Moramay Lopez-Alonso will study urban development and land ownership in Mexico
Moramay López-Alonso, an assistant professor of history, has received a six-month fellowship from the American Council of Learned Societies to study how agrarian reforms contributed to some of the most severe challenges that Mexican cities face today.
The ACLS offers international and area studies fellowships in conjunction with the Social Science Research Council and the National Endowment for the Humanities. López-Alonso, who has taught at Rice since 2005, was one of 65 scholars selected from nearly 1,200 applications for the ACLS program, which promotes research in the humanities and social sciences.

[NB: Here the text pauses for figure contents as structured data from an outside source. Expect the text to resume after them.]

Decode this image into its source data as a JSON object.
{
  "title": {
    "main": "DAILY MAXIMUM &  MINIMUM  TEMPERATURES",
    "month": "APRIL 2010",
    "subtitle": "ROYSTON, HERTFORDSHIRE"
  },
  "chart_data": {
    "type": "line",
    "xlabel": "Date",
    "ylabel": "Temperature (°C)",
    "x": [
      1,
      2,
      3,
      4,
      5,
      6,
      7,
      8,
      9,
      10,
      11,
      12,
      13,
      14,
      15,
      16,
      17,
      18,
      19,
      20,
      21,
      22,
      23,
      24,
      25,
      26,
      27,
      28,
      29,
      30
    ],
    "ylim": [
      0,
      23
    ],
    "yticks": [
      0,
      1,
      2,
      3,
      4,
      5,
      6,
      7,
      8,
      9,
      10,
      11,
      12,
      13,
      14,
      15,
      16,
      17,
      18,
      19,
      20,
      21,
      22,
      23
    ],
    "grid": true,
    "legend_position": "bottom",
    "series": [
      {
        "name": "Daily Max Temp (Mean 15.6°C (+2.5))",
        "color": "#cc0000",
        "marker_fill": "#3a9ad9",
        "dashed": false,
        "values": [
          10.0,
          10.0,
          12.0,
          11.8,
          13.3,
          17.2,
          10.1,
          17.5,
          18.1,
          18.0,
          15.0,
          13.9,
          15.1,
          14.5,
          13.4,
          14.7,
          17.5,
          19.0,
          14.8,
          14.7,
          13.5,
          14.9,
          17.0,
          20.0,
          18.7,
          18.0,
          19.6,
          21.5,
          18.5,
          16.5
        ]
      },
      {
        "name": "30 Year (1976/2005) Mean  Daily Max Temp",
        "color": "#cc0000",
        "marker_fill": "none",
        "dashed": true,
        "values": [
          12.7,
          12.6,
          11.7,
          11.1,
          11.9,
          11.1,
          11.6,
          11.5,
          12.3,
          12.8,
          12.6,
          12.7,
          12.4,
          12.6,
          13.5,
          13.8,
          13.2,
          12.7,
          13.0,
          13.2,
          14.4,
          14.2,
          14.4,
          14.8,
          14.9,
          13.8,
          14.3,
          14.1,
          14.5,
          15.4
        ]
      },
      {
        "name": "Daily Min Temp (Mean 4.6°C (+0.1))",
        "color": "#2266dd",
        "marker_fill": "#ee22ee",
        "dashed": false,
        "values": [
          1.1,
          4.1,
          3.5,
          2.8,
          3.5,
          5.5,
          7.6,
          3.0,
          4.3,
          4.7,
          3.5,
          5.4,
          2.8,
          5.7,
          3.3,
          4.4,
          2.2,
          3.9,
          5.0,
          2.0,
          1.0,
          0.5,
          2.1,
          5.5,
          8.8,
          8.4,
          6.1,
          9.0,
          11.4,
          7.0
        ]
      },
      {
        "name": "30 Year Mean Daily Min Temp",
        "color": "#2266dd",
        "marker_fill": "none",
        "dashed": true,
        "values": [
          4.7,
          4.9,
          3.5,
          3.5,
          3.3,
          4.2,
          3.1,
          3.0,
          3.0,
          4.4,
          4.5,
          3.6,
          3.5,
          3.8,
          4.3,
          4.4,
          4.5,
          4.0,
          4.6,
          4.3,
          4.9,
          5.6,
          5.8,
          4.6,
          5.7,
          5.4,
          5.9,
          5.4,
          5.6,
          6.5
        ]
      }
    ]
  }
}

López-Alonso will combine the fellowship, which stretches from January through June of 2013, with a junior sabbatical this fall for a full year of research and writing in Mexico. She’ll use the time in her native country to study such problems as overcrowding of settlements that lack basic urban infrastructure, the proliferation of squatters and the low levels of property tax collection.
Agrarian legislation resulting from the Mexican Revolution of 1910 did not meet its intended objectives because policymakers misread the social and economic reality of the country at the time, López-Alonso said. Legal and political flaws paved the way for a series of irregularities that created problems in agriculture production, land tenure and property rights, which had a negative impact on the growth of urban settlements.
López-Alonso will have access to the private files of a Mexico City lawyer who has spent decades defending clients in land disputes. Her work will zone in on three particular land disputes that started in the 1920s and ’30s, two of which lasted well into the 21st century.
She said her project will contribute to three fields: modern Mexican history, public-policy studies and the New Institutional Economics in Latin America. She applied for an ACLS fellowship for this project, she said, because “they were open to area studies and they valued interdisciplinary research.”
The ACLS fellowship program is funded by the Ford Foundation, the Andrew W. Mellon Foundation, the Rockefeller Foundation, the National Endowment for the Humanities, the William and Flora Hewlett Foundation and ACLS college and university associates, along with individual contributions from friends and former fellows.